2016年2月23日(火)
きょうの潮流
俳優の斎藤工(たくみ)さんが、ある番組で「安倍首相の“功績”は若い人を目覚めさせたこと」という趣旨を話していました。同様に高市早苗総務相の“功績”は、「表現の自由」への関心を呼び起こしたことといえるかもしれません▼各紙が高市総務相の“電波停止発言”をめぐり、放送法の特集をしています。本紙でも「『放送の自由』とは何か?」を連載。放送法の眼目が、放送の政府からの独立にあることを見つめました▼高市総務相が放送への介入の根拠にしているのが、「政治的に公平であること」などをうたった放送法第4条です。放送の持つ公共的使命を考えれば、これ自体に異論がある人はいないでしょう。

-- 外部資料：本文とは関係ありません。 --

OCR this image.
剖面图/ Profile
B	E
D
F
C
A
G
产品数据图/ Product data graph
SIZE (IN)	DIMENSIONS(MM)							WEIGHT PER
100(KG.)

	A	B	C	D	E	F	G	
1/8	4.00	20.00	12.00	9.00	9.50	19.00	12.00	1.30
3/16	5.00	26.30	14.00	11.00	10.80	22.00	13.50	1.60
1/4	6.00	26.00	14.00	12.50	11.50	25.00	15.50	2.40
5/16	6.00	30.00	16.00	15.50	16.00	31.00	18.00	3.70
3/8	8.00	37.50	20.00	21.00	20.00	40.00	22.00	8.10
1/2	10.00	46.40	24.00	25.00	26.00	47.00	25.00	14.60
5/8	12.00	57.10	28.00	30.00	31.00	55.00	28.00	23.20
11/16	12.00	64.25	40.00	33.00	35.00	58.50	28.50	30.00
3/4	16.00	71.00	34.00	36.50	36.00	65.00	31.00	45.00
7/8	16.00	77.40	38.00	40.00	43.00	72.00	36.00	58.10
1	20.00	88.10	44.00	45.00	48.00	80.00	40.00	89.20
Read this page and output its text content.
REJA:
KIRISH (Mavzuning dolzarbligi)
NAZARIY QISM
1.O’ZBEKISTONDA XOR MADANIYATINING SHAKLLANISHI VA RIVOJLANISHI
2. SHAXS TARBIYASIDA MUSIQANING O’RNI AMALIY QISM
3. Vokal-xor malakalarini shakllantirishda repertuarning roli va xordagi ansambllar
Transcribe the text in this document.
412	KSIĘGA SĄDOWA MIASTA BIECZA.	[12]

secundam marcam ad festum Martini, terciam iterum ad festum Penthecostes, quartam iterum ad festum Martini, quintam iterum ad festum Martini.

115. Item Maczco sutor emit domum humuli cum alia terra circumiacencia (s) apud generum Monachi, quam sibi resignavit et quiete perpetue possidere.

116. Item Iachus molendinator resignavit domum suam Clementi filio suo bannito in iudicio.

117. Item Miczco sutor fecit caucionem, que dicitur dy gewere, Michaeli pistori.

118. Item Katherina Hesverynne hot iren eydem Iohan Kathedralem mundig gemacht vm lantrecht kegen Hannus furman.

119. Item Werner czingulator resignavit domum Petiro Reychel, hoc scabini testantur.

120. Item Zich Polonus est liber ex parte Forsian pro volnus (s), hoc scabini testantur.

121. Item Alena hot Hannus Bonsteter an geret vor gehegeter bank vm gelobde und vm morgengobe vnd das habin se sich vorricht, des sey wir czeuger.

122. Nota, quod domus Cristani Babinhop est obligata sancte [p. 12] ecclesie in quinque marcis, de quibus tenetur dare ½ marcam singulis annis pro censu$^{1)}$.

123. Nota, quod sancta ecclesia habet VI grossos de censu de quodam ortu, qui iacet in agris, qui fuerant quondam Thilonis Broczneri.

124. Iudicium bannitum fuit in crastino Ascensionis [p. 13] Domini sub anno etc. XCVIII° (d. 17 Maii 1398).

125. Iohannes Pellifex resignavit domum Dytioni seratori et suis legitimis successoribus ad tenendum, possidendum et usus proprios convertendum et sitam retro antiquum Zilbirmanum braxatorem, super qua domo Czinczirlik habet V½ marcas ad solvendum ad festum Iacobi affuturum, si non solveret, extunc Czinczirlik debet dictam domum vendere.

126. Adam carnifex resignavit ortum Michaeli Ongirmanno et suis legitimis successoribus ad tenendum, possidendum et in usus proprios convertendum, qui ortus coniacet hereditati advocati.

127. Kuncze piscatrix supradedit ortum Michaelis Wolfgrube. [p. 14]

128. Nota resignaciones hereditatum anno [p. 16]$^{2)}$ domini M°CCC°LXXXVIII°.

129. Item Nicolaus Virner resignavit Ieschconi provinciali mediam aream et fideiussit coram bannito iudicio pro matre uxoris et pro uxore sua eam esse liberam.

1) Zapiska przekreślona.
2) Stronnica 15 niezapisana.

しかし番組を公平か否か、政府が審査するとなれば話は別です▼思い出すのは2001年、当時官房副長官だった安倍氏が「政治的公平」を迫ったことで起きたETV番組改ざん事件です。この番組は日本軍「慰安婦」を扱ったものでした。介入の結果、NHKは加害兵士の証言などを削除。今度の高市総務相答弁では、「憲法9条」をめぐる番組も停波の対象になることを示唆しました。標的にされるのは、常に政権の意に反する放送です▼14年の総選挙の際、自民党はNHKと民放キー局に、「政治的公平」を文書で要望。その結果、12年の衆院選の同期間に比べて選挙関連の放送時間が約4割減ったという報道もあります▼権力をチェックするはずのマスメディアが権力にチェックされる。犠牲になるのは国民の「知る権利」です。